Dificilmente o poeta grego Homero imaginaria que sua obra-prima, escrita no século VIII a.C., seria o assunto mais comentado do TikTok quase três mil anos depois. O responsável por esse resgate histórico é o diretor Christopher Nolan, que estreou nesta quinta-feira (16/7) sua mais nova superprodução: A Odisseia.
Com um orçamento impressionante de US$ 250 milhões (cerca de R$ 1,27 bilhão), o longa-metragem já nasceu aclamado pela crítica e pelo público.

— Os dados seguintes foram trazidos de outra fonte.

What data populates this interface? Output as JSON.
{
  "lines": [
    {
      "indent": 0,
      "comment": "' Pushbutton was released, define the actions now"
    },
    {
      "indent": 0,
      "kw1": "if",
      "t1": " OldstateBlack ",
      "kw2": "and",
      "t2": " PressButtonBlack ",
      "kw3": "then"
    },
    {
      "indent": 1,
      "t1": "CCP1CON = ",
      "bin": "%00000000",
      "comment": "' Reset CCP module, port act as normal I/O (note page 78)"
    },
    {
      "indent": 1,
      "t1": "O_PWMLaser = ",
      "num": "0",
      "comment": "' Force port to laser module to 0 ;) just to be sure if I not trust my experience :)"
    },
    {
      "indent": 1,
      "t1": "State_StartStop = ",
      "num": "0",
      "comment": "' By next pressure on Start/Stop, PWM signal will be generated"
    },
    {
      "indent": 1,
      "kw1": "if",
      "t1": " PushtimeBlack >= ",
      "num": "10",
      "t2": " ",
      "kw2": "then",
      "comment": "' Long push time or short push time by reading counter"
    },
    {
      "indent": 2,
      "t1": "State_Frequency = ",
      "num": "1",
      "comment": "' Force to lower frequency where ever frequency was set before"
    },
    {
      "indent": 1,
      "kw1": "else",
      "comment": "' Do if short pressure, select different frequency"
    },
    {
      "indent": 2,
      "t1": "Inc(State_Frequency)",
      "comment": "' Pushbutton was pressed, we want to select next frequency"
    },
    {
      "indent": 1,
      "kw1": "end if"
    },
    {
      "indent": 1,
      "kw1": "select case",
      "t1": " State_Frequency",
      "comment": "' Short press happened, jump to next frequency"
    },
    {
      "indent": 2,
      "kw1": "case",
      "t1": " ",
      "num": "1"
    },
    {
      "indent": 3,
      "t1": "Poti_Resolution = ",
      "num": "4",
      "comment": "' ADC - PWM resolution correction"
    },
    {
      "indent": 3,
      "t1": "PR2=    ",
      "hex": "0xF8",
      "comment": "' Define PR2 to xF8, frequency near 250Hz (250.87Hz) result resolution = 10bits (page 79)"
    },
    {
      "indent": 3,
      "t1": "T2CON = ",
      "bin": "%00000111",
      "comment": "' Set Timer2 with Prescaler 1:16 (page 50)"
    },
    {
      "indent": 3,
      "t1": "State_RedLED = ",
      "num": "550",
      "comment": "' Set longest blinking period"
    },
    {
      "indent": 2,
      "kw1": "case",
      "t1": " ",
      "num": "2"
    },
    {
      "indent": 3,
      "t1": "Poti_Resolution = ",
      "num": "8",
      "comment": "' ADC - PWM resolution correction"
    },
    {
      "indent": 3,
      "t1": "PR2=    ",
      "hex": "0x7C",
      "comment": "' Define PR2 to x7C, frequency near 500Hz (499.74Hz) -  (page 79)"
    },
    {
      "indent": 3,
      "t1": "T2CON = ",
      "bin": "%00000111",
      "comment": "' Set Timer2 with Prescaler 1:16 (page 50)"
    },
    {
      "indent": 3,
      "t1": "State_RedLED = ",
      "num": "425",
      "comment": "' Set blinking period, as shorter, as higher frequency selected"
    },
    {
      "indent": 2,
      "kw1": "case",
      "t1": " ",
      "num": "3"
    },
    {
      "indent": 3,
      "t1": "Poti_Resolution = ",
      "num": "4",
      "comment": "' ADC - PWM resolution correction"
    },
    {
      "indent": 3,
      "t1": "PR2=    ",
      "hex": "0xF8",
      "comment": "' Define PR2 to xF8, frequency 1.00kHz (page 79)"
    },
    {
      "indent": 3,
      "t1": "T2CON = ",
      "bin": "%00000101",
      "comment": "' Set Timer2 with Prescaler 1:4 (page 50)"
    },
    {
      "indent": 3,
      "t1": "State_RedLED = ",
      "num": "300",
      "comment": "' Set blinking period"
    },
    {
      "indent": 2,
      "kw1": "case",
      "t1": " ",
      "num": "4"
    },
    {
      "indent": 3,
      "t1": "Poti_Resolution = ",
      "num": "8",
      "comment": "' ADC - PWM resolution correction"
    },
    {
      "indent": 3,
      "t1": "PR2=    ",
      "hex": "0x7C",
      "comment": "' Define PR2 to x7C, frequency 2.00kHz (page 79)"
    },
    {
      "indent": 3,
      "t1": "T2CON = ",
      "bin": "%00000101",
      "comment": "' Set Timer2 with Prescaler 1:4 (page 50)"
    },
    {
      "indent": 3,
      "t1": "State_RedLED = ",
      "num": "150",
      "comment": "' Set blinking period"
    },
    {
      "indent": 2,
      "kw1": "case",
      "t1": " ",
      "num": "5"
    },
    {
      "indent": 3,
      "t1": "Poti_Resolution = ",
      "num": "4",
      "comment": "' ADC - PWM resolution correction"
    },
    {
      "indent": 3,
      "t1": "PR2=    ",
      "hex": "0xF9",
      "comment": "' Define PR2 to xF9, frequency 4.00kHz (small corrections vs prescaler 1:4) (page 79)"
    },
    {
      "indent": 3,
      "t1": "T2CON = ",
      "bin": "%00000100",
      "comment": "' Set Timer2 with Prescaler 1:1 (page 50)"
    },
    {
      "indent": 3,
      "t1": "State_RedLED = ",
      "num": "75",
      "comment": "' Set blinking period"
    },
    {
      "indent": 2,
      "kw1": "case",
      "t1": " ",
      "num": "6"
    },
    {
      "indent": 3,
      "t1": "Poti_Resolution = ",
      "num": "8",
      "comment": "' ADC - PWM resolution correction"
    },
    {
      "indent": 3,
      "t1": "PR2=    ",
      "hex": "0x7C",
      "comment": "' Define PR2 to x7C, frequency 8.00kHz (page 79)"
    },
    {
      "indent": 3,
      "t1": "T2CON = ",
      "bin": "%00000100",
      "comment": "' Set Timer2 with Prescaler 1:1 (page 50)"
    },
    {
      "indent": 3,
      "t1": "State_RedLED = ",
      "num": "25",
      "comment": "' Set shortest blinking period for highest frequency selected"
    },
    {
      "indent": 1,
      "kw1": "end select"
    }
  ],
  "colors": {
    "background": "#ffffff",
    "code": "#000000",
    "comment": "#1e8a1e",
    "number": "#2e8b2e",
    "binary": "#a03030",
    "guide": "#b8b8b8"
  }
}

Os detalhes dos bastidores e do impacto cultural desse lançamento foram analisados pela jornalista Juliana Barbosa, do portal Metrópoles. Para dar vida à jornada mitológica, Nolan escalou um elenco de peso liderado por Matt Damon (Odisseu), Tom Holland (Telêmaco), Zendaya, Anne Hathaway (Penélope) e o rapper Travis Scott.
O segredo de Hollywood: O velho se torna novo
A aposta de Nolan em um texto clássico não é um caso isolado em 2026. Recentemente, a indústria do cinema colheu frutos parecidos com O Morro dos Ventos Uivantes, dirigido por Emerald Fennell, e com a versão de Frankenstein de Guillermo del Toro, que faturou três estatuetas no Oscar.
De acordo com Andre Deak, professor de cinema e audiovisual na ESPM-SP, essa tendência reflete uma busca por segurança financeira e histórias universalmente testadas. “Apostar em histórias que já deram certo é uma tática que tem funcionado bem há muito tempo, e A Odisseia é uma história que conquista públicos há três mil anos”, pontua o especialista.
Para os estudiosos, os dilemas enfrentados pelo rei de Ítaca em sua jornada de dez anos de volta para casa após a Guerra de Troia continuam extremamente atuais. “O retorno para casa, a astúcia para vencer os problemas, a perseverança e a fidelidade continuam ecoando na cultura pop por serem variáveis que todos os seres humanos experimentam”, explica Gustavo Melo Czekster, doutor em escrita criativa pela PUC-RS.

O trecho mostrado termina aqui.